As the Quayle administration approaches the mid-way point in its term of office it may still seem too early to ask what this government will be remembered for.

Yet whatever happens in the second half of the show, it is unlikely to match the impact of the announcement nine months ago that the Steam Packet was going to be nationalised.

Taking the island’s shipping lifeline into public ownership will surely be the lasting legacy of the current regime.

Only time will tell whether it will be seen as positive or negative.

The concept of ’the People’s Packet’ has popular appeal, however, and it might just prove to be the most practical solution for sea services.

But the process which brought the policy into being was at best highly unusual. At worst it represented a shocking failure of government transparency and parliamentary oversight.

Nationalisation of the ferry company was an historic decision, a radical change of direction which took an inexperienced administration into territory where their predecessors had feared to tread. It involved a colossal amount of taxpayers’ money and carried reputational risk.

You would think, then, that such a proposal would have to be very carefully considered and tested by parliament, in full view of the public, before it could gain approval.

That did not happen, because the policy choice that led to government buying the Steam Packet was never debated in Tynwald.

There can be no scrutiny without visibility. In this case, however, the Council of Ministers and Tynwald disappeared down a rabbit hole together at a critical point in the process. When they came back out again nationalisation had become a fait accompli.

The effective policy position that government eventually arrived at was that public ownership would be better than accepting the company’s offer of an improved harbour user agreement.

That key judgement was never presented, explained or discussed at a sitting of Tynwald. Instead the decision was progressed in two stages, by a route that by-passed the normal requirement for a public policy debate.

First, in July 2017 Tynwald voted overwhelmingly in favour of a surprise recommendation from government to decline the Steam Packet’s offer of enhanced services in return for a renewed monopoly agreement.

It was not made clear why this offer was so unsatisfactory.

Bizarrely, there was virtually no debate on the matter, leading to speculation that ministers and members had privately pre-arranged the item and agreed to say nothing.

If true, the integrity of Tynwald was compromised at this point and it had ceased to function as a critical scrutiny body independent of the executive.

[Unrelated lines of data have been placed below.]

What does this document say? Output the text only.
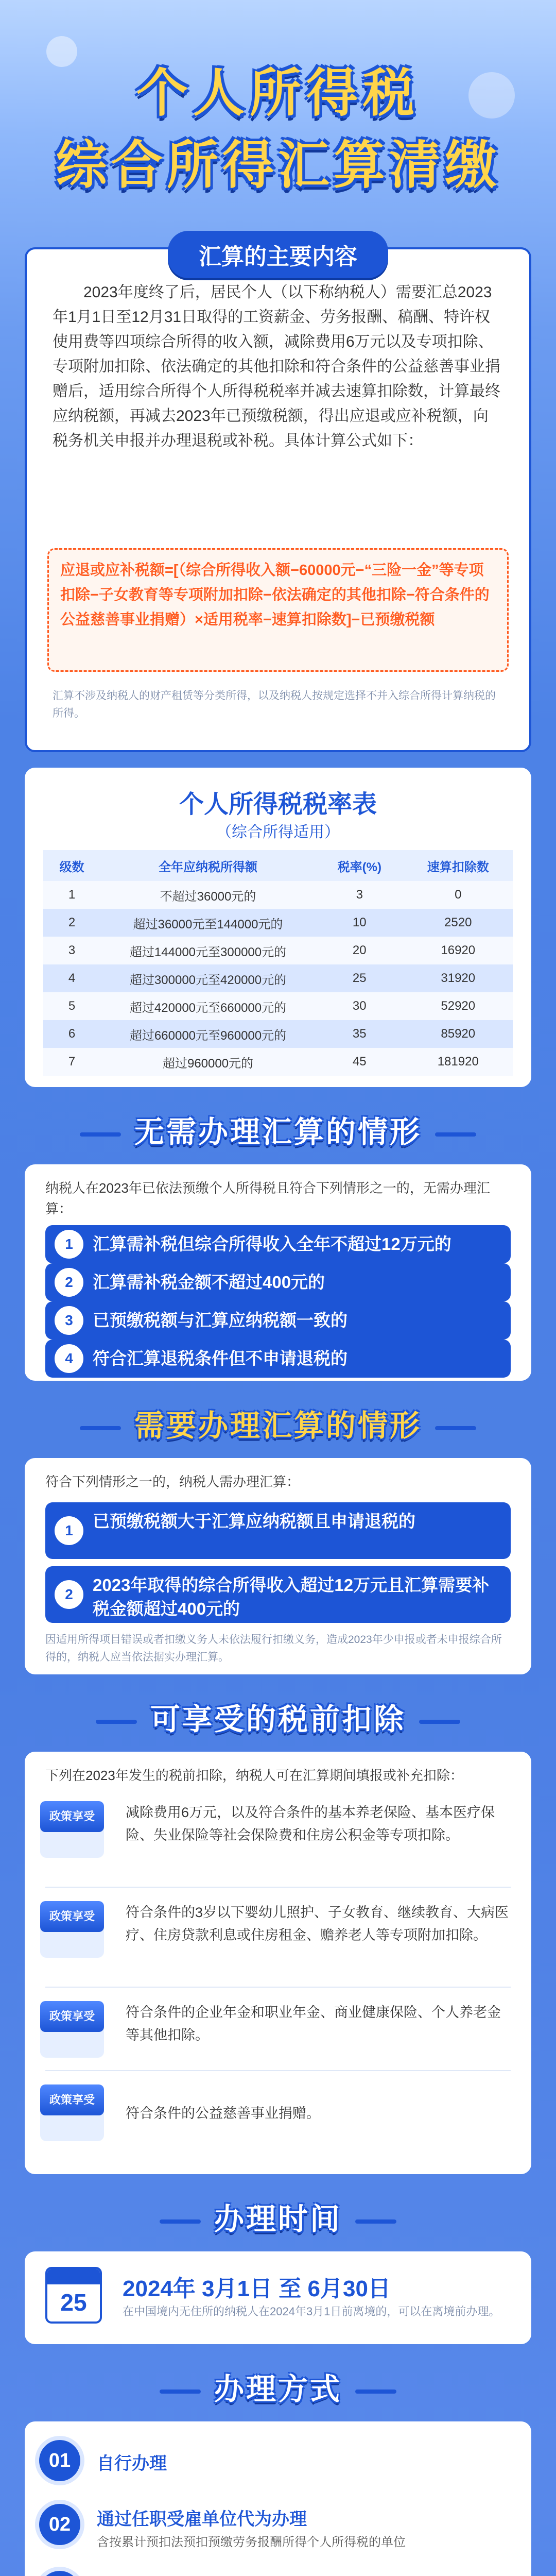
个人所得税
综合所得汇算清缴
汇算的主要内容
2023年度终了后，居民个人（以下称纳税人）需要汇总2023年1月1日至12月31日取得的工资薪金、劳务报酬、稿酬、特许权使用费等四项综合所得的收入额，减除费用6万元以及专项扣除、专项附加扣除、依法确定的其他扣除和符合条件的公益慈善事业捐赠后，适用综合所得个人所得税税率并减去速算扣除数，计算最终应纳税额，再减去2023年已预缴税额，得出应退或应补税额，向税务机关申报并办理退税或补税。具体计算公式如下：
应退或应补税额=[（综合所得收入额−60000元−“三险一金”等专项扣除−子女教育等专项附加扣除−依法确定的其他扣除−符合条件的公益慈善事业捐赠）×适用税率−速算扣除数]−已预缴税额
汇算不涉及纳税人的财产租赁等分类所得，以及纳税人按规定选择不并入综合所得计算纳税的所得。
个人所得税税率表
（综合所得适用）
级数	全年应纳税所得额	税率(%)	速算扣除数
1	不超过36000元的	3	0
2	超过36000元至144000元的	10	2520
3	超过144000元至300000元的	20	16920
4	超过300000元至420000元的	25	31920
5	超过420000元至660000元的	30	52920
6	超过660000元至960000元的	35	85920
7	超过960000元的	45	181920
无需办理汇算的情形
纳税人在2023年已依法预缴个人所得税且符合下列情形之一的，无需办理汇算：
1	汇算需补税但综合所得收入全年不超过12万元的
2	汇算需补税金额不超过400元的
3	已预缴税额与汇算应纳税额一致的
4	符合汇算退税条件但不申请退税的
需要办理汇算的情形
符合下列情形之一的，纳税人需办理汇算：
1	已预缴税额大于汇算应纳税额且申请退税的
2	2023年取得的综合所得收入超过12万元且汇算需要补税金额超过400元的
因适用所得项目错误或者扣缴义务人未依法履行扣缴义务，造成2023年少申报或者未申报综合所得的，纳税人应当依法据实办理汇算。
可享受的税前扣除
下列在2023年发生的税前扣除，纳税人可在汇算期间填报或补充扣除：
政策享受	减除费用6万元，以及符合条件的基本养老保险、基本医疗保险、失业保险等社会保险费和住房公积金等专项扣除。
政策享受	符合条件的3岁以下婴幼儿照护、子女教育、继续教育、大病医疗、住房贷款利息或住房租金、赡养老人等专项附加扣除。
政策享受	符合条件的企业年金和职业年金、商业健康保险、个人养老金等其他扣除。
政策享受
符合条件的公益慈善事业捐赠。
办理时间
25
2024年 3月1日 至 6月30日
在中国境内无住所的纳税人在2024年3月1日前离境的，可以在离境前办理。
办理方式
01	自行办理
02	通过任职受雇单位代为办理
含按累计预扣法预扣预缴劳务报酬所得个人所得税的单位
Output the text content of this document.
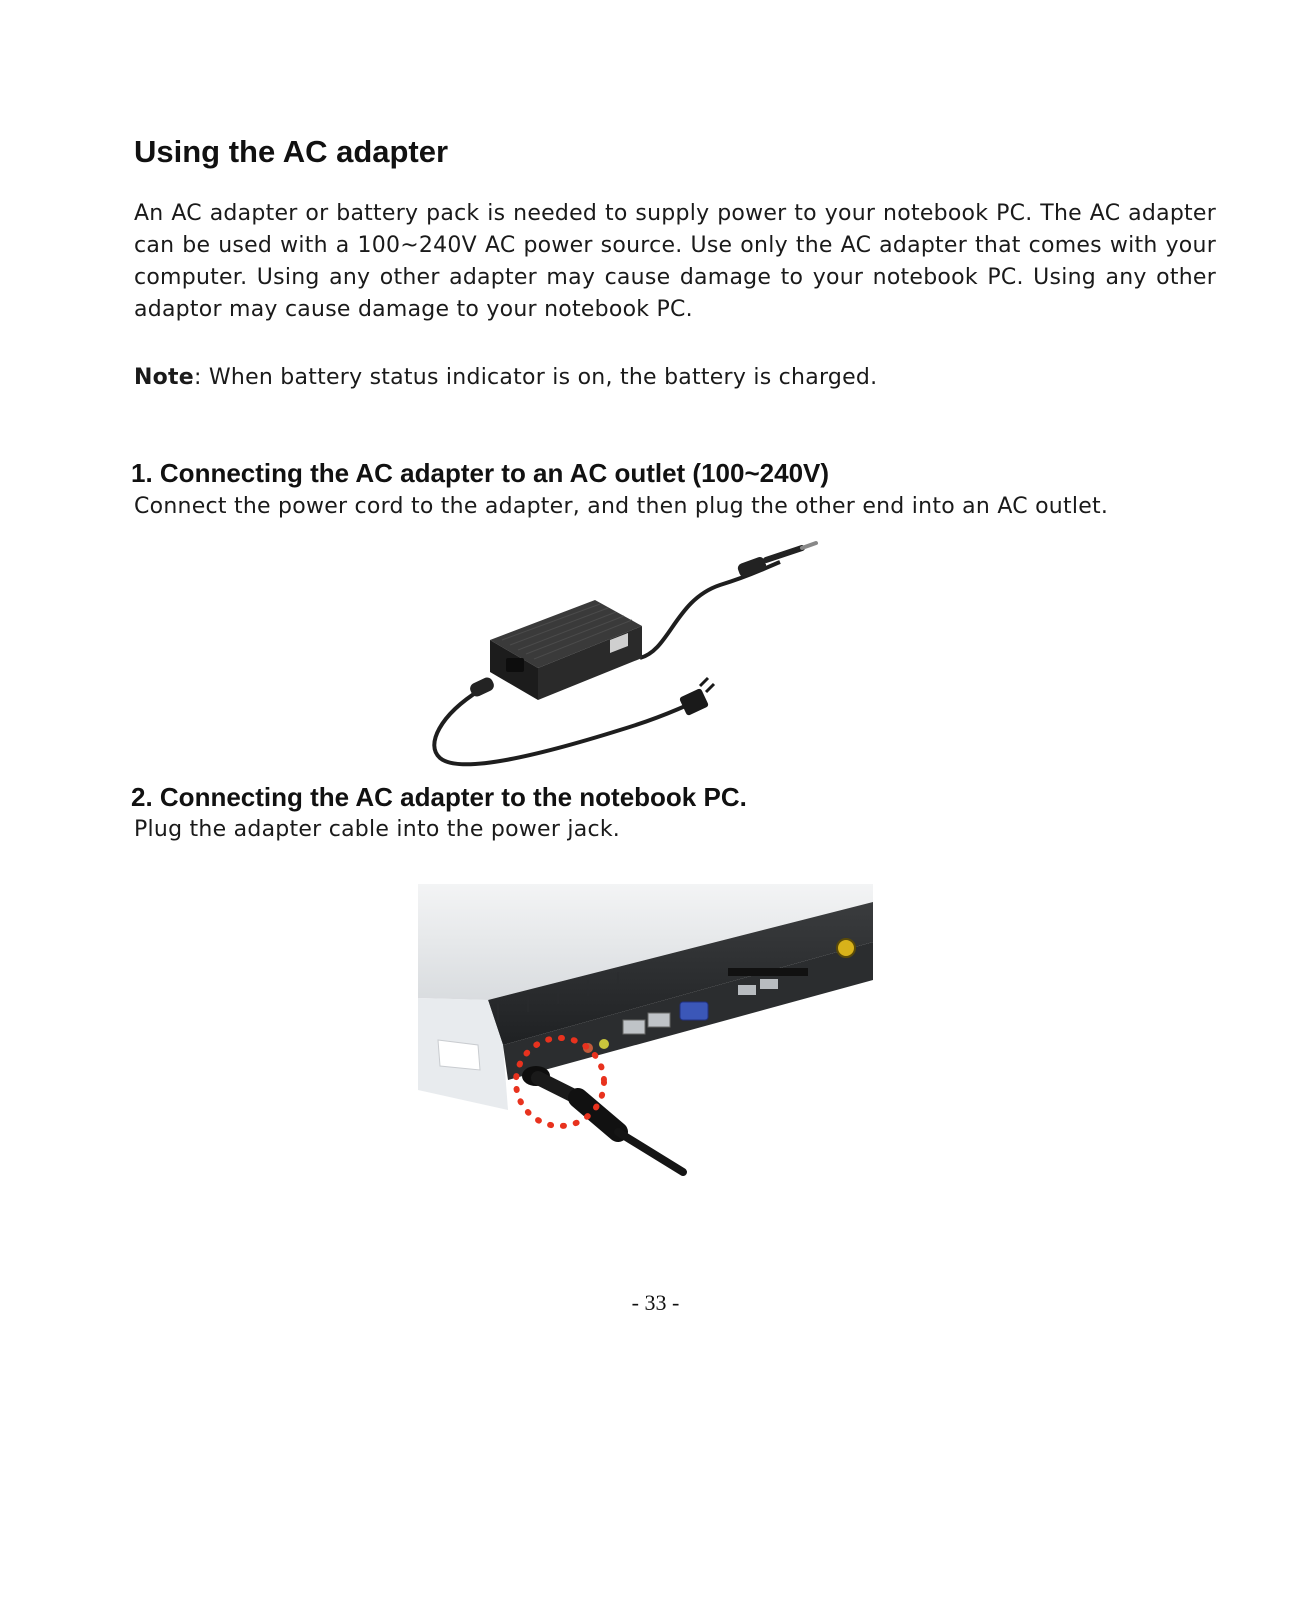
Using the AC adapter

An AC adapter or battery pack is needed to supply power to your notebook PC. The AC adapter can be used with a 100~240V AC power source. Use only the AC adapter that comes with your computer. Using any other adapter may cause damage to your notebook PC. Using any other adaptor may cause damage to your notebook PC.

Note: When battery status indicator is on, the battery is charged.

1. Connecting the AC adapter to an AC outlet (100~240V)

Connect the power cord to the adapter, and then plug the other end into an AC outlet.

2. Connecting the AC adapter to the notebook PC.

Plug the adapter cable into the power jack.

- 33 -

It was not obvious at the time, but the tight-lipped rejection of the company’s offer meant members were embracing the option of public ownership.

The only alternative, allowing the company to continue under the old user agreement, was a political non-starter because of fears it could cut services to a bare minimum.

Out of sight of the people, the people’s representatives had performed a rubber-burning policy U-turn towards nationalisation.

Fast forward to May 2018 and just one week before that month’s sitting of Tynwald the Treasury produced a financial motion for government to buy the Steam Packet. There was no report explaining the new policy behind the motion, just a news release which spoke of ’safeguarding’ sea services.

The threat from which they were to be protected was not specified.

Political and public attention was focused on whether the proposed purchase price was good value for money, as if the principle of public ownership had already been accepted.

And although members were given just a few days to digest the financial details, there was no chance to delay the decision as the company had warned, apparently, that its offer to sell would soon expire.

Tynwald was being railroaded in a manner that would once have been unacceptable, but only one member voted against the motion.

If the public process leading up to nationalisation looked like a bad conjuring trick, what about the internal deliberations? Surely the central policy choice, that public ownership was preferable to the company’s offer, was fully thought through in the Council of Ministers?

Cabinet Office papers released through Freedom of Information offer scant reassurance in this respect. There is little evidence of ministers weighing the pros and cons of the two options or paying much attention to the potential problems of nationalisation.

These latter include external and domestic perceptions of an interventionist and spendthrift regime in the Isle of Man.

But the biggest danger, the one that most deterred previous governments, is that public ownership will require public subsidy as the company’s commercial viability sinks under the weight of political priorities.

At a time when the island is struggling to fund health and social services, the prospect of a further revenue liability is the last thing we need.

The ministerial response to this concern is to keep repeating that the company will be run commercially and profitably at ’arm’s length’ from government. This implies some ingenious mechanism to protect against all political interference, but no such device has yet been revealed.

So it remains unclear whether the ’arm’s length’ reassurance rests on much more than a gentleman’s agreement among the current Tynwald membership. That sounds nice, but in future members might not be gentlemen.

It is hard to avoid the conclusion that the political process behind the Steam Packet purchase was an example of government by stealth or sleight of hand.

In pushing the deal through as if it were a private sector transaction, rather than an important change in national policy, our politicians showed a disturbing disregard for the principles of democratic decision making.